The physical address of the venue is
3, Hussein Al Me'mar Pasha St., Off Mahmoud Bassiouny St.Cairo,

Tuesday, June 2, 2009

Agonies and Angst of the Films Committee

Films had started trickling in much to the delight of the films committee. What had seemed unachievable some time back-getting quality films to be screened at the festival- now seemed attainable.

It was refreshing to come across filmmakers who really believed in what we were doing. Like Anne Marie Jacir, the award winning Palestinian filmmaker of “Salt of this Sea”, who intervened on behalf of the Cairo Refugee Film Festival with the producers of the film. The result was that we got the perfect film to open our festival with.

The Movies that Matter, a Netherlands based foundation proved to be a good resource for starting on the kind of films that we wanted for the films that we wanted for the festival.
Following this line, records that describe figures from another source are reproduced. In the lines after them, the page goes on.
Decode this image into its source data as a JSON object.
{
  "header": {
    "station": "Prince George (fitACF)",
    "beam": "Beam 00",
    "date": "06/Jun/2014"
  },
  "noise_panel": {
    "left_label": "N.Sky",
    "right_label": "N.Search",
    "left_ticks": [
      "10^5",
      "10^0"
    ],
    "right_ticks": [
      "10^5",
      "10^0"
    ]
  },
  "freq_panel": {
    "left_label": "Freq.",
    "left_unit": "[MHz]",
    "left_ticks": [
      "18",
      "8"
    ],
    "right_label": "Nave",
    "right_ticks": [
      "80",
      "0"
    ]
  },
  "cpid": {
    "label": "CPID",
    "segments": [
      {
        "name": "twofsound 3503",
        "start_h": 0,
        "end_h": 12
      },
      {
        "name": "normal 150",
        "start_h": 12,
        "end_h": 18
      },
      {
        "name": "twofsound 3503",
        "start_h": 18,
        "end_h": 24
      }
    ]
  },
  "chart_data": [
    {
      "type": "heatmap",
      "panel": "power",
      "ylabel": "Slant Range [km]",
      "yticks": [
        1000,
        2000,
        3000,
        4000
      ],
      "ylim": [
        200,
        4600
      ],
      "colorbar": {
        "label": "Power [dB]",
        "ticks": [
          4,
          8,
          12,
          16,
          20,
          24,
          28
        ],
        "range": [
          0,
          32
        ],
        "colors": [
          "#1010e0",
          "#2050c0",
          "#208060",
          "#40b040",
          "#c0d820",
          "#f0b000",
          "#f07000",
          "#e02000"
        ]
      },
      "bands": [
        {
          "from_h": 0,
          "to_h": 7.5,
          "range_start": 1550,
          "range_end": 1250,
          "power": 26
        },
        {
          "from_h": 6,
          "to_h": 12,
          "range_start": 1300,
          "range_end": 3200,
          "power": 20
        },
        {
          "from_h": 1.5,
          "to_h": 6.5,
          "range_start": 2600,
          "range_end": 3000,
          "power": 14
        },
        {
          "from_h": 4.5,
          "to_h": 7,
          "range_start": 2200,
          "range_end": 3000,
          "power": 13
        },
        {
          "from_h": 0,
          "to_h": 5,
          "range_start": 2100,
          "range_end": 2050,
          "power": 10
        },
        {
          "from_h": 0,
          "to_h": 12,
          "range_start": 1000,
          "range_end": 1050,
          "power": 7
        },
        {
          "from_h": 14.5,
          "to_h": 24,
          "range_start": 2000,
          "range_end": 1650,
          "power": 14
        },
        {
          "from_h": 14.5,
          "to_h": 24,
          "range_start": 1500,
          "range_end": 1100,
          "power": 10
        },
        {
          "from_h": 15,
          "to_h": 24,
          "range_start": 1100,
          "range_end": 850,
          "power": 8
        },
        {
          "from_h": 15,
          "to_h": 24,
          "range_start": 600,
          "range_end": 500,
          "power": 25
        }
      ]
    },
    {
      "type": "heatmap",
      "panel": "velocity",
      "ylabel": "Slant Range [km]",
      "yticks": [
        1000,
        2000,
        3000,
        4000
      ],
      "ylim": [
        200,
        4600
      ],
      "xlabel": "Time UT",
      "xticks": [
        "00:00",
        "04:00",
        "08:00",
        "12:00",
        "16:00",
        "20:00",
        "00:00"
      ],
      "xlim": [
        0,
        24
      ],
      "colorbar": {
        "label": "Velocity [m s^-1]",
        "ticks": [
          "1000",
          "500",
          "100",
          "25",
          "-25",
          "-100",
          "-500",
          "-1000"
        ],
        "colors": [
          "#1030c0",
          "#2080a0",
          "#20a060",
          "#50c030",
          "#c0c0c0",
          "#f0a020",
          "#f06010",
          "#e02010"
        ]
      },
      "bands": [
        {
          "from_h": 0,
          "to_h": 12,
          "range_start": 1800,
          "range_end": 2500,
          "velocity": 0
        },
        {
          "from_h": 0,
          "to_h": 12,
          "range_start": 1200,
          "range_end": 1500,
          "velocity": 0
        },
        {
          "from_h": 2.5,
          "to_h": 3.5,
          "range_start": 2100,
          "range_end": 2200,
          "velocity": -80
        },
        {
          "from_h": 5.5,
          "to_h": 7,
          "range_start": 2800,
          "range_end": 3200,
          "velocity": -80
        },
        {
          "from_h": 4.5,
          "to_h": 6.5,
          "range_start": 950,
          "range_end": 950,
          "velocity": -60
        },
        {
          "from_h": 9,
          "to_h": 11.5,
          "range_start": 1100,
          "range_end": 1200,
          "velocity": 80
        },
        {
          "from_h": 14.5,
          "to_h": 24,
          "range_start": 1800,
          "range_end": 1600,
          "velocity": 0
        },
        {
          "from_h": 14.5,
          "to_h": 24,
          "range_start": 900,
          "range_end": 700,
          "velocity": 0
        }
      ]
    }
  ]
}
We had approached them for funds-that took some time reaching fruition but their recommendation as to films that can be screened was timely and welcome. We also drew inspiration from other Film Festivals around the world.

While selecting films, the films committee had to strike a balance between art and academics. The Cairo Refugee film Festival aims to bring the narratives of the trials, tribulations and the triumphs of the refugee community into the public sphere and at the same time ensure that the narratives are entertaining enough to attract the host community (Egyptians).



At times, the films committee felt like a trapeze artist walking the tightrope. Some films were really interesting but too academic. Some were entertaining but not a true reflection of the circumstances. Over the course of 20 meetings or maybe more, the films committee selected films that would be educating, entertaining and non-controversial too.

Illegal Economic Migrants Vs Refugees-This issue was debated extensively during the meetings and the sound bytes generated would have been enough to fill the pages of a research project on the subject. We wanted films that dealt with refugees who had fled their countries due to persecution and share stories about their success in rebuilding their lives despite all odds.

We are proud of getting films like “Slingshot Hip Hop”, which will be premiering in Egypt at the Cairo Refugee Film Festival and was the official selection at the Sundance Film Festival 2008. “The New Year Baby” is the winner of the 2007 Amsterdam International Film Festival Movies That Matter Award. It is a documentary film on a girl born in a refugee camp on Cambodian New Year.